Nomad Hotel Bar Eatery
A woven interior for urban nomads
Opened in January 2016, the Hotel Nomad is located in the heart of Basel’s art and business district and impresses with its unique architecture. The former apartment house from the 1950s has been carefully renovated by Buchner Bründler architects in connection with the historic preservation of the building.
A BLEND OF TRADITION AND THE MODERN
The Nomad is based on an independent and individual concept. The striking industrial feel of the original concrete architecture meets with furniture and fixtures made from oak and the softly textured Kinnasand kelims.
These are made of pure new wool from New Zealand, handwoven using a centuries-old technique developed by the nomads. They stand out for their slightly iridescent, vivid texture of the natural yarn. The abrash character, created by subtle dyeing and a special wash, has always been a distinctive feature of the special art of kelim weaving.
The woven kelims that come in different patterns and colour schemes are designed in collaboration with the interior architects GREGO and support the homely atmosphere in the design concept. They are, both in their motifs, graphic proportions and colour scheme, a contemporary interpretation of the ancient handcraft tradition, which finds its inspiration, not in the Middle or Far East, but in our own local culture.

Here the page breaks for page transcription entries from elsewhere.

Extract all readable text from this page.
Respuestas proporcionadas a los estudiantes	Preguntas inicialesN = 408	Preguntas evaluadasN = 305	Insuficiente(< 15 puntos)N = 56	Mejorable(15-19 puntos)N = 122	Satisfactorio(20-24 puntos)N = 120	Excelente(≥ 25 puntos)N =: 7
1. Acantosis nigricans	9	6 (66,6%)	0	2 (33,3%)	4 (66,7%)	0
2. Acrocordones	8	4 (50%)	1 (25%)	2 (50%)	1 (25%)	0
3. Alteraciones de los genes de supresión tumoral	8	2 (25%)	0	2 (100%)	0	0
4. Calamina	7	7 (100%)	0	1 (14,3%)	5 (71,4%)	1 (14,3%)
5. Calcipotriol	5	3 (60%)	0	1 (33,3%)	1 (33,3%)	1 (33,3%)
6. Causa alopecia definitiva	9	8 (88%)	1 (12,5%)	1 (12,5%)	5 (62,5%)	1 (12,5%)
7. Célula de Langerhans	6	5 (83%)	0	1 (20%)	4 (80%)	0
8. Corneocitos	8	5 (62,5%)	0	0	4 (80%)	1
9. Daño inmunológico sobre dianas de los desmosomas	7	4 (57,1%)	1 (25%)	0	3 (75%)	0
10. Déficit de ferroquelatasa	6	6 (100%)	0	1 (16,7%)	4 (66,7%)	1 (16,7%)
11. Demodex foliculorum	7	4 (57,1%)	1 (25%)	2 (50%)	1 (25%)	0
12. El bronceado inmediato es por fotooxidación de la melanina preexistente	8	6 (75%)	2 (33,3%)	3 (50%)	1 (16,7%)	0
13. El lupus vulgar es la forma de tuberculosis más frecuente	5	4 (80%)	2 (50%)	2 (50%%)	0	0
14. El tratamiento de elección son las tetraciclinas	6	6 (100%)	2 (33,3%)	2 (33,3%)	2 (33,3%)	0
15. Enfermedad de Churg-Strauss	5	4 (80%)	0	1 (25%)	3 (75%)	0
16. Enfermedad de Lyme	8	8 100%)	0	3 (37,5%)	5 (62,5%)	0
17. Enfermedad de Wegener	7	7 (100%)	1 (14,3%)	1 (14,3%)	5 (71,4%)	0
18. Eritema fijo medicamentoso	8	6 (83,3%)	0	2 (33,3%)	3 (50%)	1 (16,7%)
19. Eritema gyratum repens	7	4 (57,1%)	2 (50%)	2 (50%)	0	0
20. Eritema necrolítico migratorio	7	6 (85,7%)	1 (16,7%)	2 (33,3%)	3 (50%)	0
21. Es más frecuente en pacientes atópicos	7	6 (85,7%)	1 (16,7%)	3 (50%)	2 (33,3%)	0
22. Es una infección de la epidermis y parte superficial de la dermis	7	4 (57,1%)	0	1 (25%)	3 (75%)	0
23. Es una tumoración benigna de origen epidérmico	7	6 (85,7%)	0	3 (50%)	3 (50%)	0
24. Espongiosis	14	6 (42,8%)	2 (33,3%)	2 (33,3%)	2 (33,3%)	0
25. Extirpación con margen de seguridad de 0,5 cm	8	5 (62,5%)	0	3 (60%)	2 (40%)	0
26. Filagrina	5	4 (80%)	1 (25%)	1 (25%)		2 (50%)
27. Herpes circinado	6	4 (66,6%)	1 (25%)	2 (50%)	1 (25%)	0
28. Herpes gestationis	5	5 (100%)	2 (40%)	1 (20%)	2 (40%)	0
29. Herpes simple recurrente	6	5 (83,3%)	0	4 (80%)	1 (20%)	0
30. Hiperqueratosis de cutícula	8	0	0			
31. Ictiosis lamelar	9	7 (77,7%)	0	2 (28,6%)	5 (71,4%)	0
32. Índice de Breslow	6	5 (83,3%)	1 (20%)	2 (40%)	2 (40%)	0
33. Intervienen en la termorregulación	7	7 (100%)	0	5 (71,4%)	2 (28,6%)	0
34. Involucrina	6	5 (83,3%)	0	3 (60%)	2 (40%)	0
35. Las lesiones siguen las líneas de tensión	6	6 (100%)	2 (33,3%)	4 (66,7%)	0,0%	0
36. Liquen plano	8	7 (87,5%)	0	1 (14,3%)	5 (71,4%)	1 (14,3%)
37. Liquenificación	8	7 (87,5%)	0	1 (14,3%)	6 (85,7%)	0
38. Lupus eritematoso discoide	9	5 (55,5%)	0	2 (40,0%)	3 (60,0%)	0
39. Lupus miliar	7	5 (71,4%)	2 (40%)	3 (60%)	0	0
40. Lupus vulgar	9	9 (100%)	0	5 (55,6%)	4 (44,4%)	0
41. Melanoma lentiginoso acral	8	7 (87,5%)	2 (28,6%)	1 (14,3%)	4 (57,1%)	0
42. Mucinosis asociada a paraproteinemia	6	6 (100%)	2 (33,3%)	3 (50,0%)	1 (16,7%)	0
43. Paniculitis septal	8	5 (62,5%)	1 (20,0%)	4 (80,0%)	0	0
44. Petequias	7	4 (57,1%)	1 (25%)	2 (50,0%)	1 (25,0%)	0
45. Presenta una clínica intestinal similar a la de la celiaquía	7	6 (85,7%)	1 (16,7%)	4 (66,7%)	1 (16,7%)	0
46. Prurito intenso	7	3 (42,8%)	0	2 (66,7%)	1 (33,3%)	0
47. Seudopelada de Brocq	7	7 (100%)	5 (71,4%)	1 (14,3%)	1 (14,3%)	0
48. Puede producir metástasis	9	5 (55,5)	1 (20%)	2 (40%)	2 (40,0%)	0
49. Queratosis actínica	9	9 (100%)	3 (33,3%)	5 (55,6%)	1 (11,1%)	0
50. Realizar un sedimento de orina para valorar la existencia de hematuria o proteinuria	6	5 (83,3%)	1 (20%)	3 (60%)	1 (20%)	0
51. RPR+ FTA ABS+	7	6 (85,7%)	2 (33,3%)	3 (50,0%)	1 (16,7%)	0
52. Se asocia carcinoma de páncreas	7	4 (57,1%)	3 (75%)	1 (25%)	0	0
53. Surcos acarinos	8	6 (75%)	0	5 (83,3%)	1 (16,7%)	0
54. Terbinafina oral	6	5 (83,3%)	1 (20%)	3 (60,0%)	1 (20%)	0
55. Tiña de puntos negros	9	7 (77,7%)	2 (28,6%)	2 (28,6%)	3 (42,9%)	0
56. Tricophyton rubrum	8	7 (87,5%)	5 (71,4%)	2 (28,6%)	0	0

» With their extensive know-how in textile design and experience with production in the traditional Indian handcraft workshops, Kinnasand came on board as a partner for the production of the 1,500 square meters of carpets. Their valuable support made a significant contribution to the realisation of the project. «
UNIQUE NOT UNIFORM
Woven in a standard and a light version, the kelims have been applied to various interior elements in the Nomad, from carpeting in the front building, on the upholstery of furniture, to the acoustically absorbent panels on the ceiling of the restaurant. Due to the non-industrial processing of the natural wool, created by hand on large looms, and their irregularities in texture and colour, the kelims become an independent building material.